Sabah Five'ın bağırışlarıyla uyanmıştım. Gözlerimi açtım ve ona dikerek konuştum.
"Five sorunlu musun?! İnsan uyuyor burada!" bana baktı. Yere çömeldi ve yerde bir şeyler yapmaya başladı. Gözlerimi ovalayarak kalktım ve Five'ın yanında gittiğim. Yerde işlem yaptığını gördüm.
"napıyorsun sen?" yanına çömeldim ve yaptığı işleme göz gezdirdim.
"bu siktiğimin sonucunu bulamıyorum!" yere yazdığı dal parçasını elime alarak yanlış yaptığı yeri gösterdim.

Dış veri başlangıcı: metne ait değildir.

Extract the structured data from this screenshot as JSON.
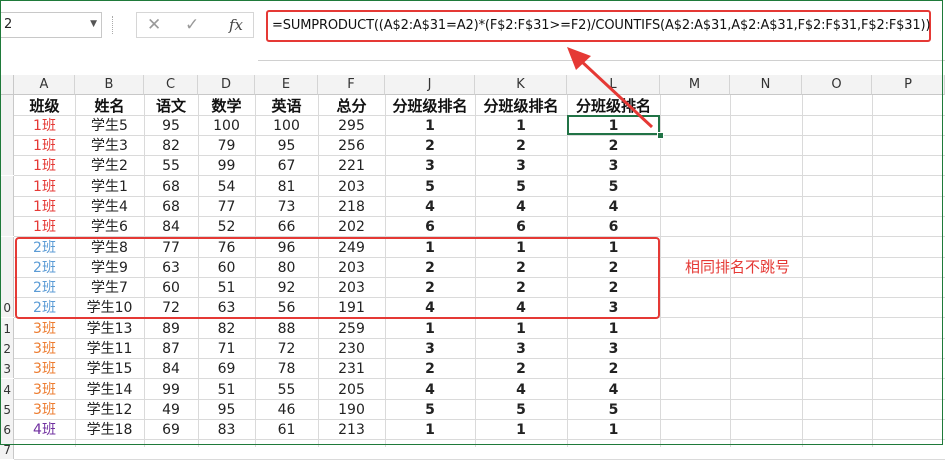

"bunu mu yanlış yaptın gerçekten five? Bende seni zeki sanıyordum." bana baktı. Beni ittiğinde direkt düşmüştüm. Çünkü ayaklarımın üstünde çökmüşken pek bir dengem yoktu. Bende ayağımı onun ayağına takarak düşürdüm. Ayağa kalktım ve üstümü silkeledim.
"bulaşma bana." dedim ve bir taşın üstüne oturarak zaman geçirmeye başladım. Şuanda benimle çok uğraşamıyordu çünkü yine Handler'e gideceğimi düşünüyordu. Ki yapabilirim ama böyle bir şeyi şuanlık düşünmüyorum.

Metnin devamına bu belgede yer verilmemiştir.